A cybercrime gang called Silence targeted at least 10 banks in Russia, Armenia, and Malaysia borrowing hacking techniques from the dreaded Carbanak hacker group that stole as much as $1 billion from banks worldwide.
The Silence gang was uncovered by researchers at Kaspersky Lab who speculate it is imitating the notorious Carbanak group.
“In September 2017, we discovered a new targeted attack on financial institutions. Victims are mostly Russian banks but we also found infected organizations in Malaysia and Armenia. The attackers were using a known but still very effective technique for cybercriminals looking to make money: gaining persistent access to an internal banking network for a long period of time, making video recordings of the day to day activity on bank employees’ PCs, learning how things works in their target banks, what software is being used, and then using that knowledge to steal as much money as possible when ready.” states the report published by Kaspersky.

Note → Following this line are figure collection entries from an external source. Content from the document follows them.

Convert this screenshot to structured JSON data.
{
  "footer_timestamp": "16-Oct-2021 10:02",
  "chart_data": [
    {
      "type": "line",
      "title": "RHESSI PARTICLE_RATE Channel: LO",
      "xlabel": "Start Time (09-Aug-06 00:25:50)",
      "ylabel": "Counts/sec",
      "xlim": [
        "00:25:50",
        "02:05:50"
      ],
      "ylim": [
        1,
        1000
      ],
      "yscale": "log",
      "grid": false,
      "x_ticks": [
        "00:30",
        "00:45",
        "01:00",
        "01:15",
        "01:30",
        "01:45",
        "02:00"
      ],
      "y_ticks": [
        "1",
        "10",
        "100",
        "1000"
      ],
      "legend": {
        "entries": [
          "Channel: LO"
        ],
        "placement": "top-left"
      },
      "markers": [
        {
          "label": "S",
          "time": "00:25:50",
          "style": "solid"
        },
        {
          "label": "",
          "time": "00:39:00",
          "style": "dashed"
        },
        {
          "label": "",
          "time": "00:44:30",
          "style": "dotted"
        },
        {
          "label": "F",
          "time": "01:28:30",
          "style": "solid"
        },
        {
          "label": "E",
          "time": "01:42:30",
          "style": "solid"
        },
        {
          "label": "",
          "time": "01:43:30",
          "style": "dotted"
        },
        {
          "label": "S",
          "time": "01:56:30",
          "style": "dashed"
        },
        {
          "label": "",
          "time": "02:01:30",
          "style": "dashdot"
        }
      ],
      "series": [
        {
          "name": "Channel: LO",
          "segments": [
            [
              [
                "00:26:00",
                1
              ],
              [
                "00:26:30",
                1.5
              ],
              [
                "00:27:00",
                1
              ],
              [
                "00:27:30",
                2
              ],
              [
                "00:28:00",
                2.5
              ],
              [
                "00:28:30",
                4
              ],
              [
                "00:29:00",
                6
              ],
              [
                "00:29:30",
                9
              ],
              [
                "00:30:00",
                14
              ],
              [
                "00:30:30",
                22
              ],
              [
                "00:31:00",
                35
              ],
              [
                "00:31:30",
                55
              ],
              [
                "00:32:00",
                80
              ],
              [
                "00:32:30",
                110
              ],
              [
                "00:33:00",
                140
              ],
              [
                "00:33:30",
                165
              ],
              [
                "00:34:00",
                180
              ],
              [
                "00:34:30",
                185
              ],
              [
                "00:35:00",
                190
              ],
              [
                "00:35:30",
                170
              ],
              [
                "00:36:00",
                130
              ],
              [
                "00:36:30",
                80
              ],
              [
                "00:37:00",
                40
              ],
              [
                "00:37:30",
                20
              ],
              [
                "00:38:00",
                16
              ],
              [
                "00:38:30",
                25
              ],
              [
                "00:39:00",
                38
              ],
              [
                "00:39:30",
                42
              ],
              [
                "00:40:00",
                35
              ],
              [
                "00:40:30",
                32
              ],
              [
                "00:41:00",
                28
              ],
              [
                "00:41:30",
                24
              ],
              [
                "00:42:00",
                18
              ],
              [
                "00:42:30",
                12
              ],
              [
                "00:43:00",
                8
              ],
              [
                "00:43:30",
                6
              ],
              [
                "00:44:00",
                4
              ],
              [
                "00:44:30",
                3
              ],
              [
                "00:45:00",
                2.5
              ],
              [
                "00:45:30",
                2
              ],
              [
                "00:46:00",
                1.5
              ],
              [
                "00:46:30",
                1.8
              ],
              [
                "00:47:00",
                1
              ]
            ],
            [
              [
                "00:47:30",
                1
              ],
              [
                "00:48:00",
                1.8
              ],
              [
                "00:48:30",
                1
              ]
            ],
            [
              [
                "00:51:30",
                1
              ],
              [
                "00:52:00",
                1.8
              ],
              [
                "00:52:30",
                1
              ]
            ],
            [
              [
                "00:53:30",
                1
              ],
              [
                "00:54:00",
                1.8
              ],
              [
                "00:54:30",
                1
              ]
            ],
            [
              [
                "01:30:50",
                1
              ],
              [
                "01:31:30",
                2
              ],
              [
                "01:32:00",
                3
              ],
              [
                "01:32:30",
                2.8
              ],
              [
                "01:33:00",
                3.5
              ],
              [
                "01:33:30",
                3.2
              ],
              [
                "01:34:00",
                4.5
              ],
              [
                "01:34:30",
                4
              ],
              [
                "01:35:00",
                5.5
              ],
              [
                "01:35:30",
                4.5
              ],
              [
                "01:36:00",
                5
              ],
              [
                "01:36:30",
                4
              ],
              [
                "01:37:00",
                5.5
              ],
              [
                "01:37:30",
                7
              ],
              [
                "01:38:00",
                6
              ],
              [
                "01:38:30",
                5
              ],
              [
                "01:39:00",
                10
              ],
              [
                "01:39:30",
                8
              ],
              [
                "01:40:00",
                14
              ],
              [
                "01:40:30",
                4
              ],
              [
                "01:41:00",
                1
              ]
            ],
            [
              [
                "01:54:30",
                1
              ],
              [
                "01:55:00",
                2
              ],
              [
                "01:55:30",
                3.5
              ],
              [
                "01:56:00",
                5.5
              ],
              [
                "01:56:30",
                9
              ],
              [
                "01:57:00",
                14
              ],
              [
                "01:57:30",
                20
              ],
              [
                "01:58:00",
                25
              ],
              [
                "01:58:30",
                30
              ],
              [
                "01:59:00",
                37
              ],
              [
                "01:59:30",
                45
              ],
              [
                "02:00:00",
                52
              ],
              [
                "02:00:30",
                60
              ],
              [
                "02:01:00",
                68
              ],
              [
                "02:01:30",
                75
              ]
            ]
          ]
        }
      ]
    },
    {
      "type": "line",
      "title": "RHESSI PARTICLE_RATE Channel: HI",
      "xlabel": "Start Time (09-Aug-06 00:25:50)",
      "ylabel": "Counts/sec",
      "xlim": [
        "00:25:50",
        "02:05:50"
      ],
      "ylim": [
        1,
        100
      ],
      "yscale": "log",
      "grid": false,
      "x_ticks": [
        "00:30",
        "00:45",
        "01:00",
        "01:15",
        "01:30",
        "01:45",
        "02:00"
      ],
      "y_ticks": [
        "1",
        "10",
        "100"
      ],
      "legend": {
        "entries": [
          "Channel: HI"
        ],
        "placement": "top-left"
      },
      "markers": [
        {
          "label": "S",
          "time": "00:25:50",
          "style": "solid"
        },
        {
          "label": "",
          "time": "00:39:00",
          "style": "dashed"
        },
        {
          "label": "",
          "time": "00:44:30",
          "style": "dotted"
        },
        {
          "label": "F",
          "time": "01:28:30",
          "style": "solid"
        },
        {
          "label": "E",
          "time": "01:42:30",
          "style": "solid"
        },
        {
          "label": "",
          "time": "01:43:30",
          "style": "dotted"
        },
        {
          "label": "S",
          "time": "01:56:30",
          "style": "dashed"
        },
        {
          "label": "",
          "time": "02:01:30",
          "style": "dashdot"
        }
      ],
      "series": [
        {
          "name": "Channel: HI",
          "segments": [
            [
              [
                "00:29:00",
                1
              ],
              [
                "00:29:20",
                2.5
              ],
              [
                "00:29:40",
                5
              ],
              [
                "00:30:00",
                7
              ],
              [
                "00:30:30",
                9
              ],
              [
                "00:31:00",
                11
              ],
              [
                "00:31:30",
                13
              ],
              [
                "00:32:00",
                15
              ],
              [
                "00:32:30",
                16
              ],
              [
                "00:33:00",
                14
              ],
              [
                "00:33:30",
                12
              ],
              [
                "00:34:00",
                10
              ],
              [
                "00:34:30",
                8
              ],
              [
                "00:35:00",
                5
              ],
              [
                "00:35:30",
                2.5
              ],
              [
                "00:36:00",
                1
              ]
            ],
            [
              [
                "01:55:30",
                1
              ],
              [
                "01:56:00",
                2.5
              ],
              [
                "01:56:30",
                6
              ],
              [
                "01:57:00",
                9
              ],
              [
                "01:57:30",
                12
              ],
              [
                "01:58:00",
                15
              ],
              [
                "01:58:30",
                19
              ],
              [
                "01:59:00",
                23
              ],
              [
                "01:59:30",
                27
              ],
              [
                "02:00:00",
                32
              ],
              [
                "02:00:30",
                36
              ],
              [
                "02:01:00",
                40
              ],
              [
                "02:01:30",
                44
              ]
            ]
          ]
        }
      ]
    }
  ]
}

“We saw that technique before in Carbanak, and other similar cases worldwide.”
The attackers leverage spear-phishing emails with a malicious attachment, the experts pointed out that the Silence group first compromised banking infrastructure in order to send the messages from the addresses of bank employees.
At the time, experts from Kaspersky have no information on how much the Silence group had stolen to date, they confirmed the attacks are still ongoing.
The hackers use legitimate administration tools to fly under the radar making hard the detection of the fraudulent activities.
“This kind of attack has become widespread in recent years, which is a very worrisome trend as it demonstrates that criminals are successful in their attacks.” states Kaspersky Lab.
“The spear-phishing infection vector is still the most popular way to initiate targeted campaigns. When used with already compromised infrastructure, and combined with .chm attachments, it seems to be a really effective way of spreading, at least among financial organizations.”
The group used backdoors to gain persistence on the targeted banks and monitor operations of its employees, the malicious code allows them to upload data, steal credentials, record the screen like the Carbanak does.
Screen grabs allow cyber criminals to create a video recording of daily activity on employees’ computers, such kind of information is essential for the cyber heists.
Once the dropper is unpacked and executed from the C&C, a number of payload modules are dropped that allow the attackers to spy on the internal staff of the targeted banks.
One of those modules is the screen monitor, which leveraged the Windows GDI and API tools to create a pseudo-video stream of the victim’s activity by putting together all the collected bitmaps.
Further details are available in the report, including Indicators of Compromise.
Kaspersky will continue to monitor the Silence Group.